Armen Konstantinovich Barutchev ( born 1904 in St. Petersburg - died 1976 in Shucha) was part of the ASNOVA ( later ARU) from 1930-31. ASNOVA (Russian: АСНОВА; abbreviation for Ассоциация новых архитекторов, "Association of New Architects") was an Avant-Garde architectural association in the Soviet Union, which was active in the 1920s and early 1930s, commonly called 'the Rationalists'. The group received a boost when El Lissitzky became a proponent in the mid-20s, designing the one issue of the journal ASNOVA News in 1926. In addition Konstantin Melnikov, then as now the most famous Soviet Modernist architect, was a member of the group.
Armen Konstantinovich Barutchev, architect, graphic artist, teacher, Honorary architect of the Russian Soviet Federation of Soviet Republics, graduated from the Academy of Fine Arts (1927).
The name of Barutchev is associated with the construction of the structures of the new type and communal kitchens. In 1928-31, communal kitchens were built by Barutchev's designs in the spirit of constructivism (team of planners including I.A. Gilter, I.A. Meerzon, Y.O. Rubanchik, engineer A.G. Dzhorogov) on 119а Obukhovskoy Oborony Avenue, 45 Bolshoy Sampsonievsky Avenue, 9/3 Stachek Square, 68 Bolshoy Avenue of Vasilievsky Island.
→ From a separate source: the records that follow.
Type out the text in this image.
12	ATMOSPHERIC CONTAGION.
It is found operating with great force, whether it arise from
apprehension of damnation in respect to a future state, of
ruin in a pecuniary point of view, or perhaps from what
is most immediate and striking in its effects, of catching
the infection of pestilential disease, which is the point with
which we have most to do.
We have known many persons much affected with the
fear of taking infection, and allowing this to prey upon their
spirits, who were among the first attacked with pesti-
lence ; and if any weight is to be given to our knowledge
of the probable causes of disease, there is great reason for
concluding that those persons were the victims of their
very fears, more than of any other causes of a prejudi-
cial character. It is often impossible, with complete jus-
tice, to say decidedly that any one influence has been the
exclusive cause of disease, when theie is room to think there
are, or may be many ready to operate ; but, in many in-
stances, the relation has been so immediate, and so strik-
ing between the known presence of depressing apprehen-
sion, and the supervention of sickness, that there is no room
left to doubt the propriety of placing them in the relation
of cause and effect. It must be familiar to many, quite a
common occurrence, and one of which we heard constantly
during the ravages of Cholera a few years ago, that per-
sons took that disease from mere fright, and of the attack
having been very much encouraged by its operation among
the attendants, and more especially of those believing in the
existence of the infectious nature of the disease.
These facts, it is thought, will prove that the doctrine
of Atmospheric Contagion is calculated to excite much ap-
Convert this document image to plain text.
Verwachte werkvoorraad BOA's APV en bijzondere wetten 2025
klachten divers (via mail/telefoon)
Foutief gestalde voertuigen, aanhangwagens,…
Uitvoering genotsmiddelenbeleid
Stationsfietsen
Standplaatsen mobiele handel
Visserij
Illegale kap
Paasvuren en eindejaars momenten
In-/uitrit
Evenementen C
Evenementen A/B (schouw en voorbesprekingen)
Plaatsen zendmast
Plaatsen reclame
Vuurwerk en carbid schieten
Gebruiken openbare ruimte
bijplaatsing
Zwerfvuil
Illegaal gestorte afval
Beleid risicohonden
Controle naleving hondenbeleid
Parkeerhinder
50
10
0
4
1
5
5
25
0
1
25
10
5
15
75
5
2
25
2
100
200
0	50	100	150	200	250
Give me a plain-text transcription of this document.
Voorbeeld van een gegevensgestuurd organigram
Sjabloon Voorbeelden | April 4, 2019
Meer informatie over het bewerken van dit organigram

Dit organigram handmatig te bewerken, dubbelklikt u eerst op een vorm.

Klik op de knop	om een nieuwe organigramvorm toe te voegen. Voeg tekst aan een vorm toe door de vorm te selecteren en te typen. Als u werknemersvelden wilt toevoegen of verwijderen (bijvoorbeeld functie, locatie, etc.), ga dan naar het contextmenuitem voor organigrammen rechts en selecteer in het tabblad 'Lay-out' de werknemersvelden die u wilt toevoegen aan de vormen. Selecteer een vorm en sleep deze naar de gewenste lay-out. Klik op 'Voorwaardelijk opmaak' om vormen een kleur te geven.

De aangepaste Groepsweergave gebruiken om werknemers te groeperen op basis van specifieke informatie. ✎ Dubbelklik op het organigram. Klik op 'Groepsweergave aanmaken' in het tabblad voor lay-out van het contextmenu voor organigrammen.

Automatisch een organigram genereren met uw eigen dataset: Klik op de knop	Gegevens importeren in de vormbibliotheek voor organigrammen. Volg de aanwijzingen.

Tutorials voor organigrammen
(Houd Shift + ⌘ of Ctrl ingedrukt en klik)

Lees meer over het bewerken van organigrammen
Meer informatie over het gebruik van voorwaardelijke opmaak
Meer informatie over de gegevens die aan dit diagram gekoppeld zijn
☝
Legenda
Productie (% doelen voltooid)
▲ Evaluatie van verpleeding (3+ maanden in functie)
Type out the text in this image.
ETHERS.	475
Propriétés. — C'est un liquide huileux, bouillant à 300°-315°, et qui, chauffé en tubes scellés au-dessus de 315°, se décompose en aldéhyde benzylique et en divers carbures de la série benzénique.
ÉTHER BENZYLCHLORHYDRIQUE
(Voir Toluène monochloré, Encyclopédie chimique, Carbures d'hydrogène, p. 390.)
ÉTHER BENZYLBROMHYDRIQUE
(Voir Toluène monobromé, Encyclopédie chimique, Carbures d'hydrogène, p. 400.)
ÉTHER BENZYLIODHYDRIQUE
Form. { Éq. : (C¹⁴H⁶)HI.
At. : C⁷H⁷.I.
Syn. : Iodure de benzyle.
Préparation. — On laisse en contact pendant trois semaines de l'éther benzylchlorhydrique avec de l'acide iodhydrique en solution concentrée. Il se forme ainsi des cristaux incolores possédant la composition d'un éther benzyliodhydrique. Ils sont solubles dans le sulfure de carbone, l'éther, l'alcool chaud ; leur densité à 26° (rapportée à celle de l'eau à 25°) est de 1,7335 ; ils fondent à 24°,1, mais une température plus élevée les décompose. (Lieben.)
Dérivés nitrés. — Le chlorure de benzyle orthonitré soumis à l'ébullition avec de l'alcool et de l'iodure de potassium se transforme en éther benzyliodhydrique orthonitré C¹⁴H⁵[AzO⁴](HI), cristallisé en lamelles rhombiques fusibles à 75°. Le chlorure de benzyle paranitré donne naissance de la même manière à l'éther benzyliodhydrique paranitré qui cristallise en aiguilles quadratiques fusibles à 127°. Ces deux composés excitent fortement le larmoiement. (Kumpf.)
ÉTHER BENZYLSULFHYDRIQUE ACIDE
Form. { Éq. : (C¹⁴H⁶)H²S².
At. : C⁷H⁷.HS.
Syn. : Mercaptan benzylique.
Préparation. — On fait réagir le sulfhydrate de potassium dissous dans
He was the author of the project of Lenenergo Administration (14 Bolshoy Sampsonievsky Avenue; 1931-33). After the war, Barutchev directed the residential development of Vyborgskaya Side and Srednyaya Okhta; he designed buildings near Udelnaya station, the building on 7-9 Lebedeva Street, in the spirit of Postwar Classicism. He extended Botkinskaya Street up to Finland Railway Station. In the 1970s, he was in charge of the works on the reconstruction of Kalinina Square, and Krasnogvardeiskaya Square. From 1945, he taught and ran his own studio at the Academy of Fine Arts, and worked as an architectural analyst.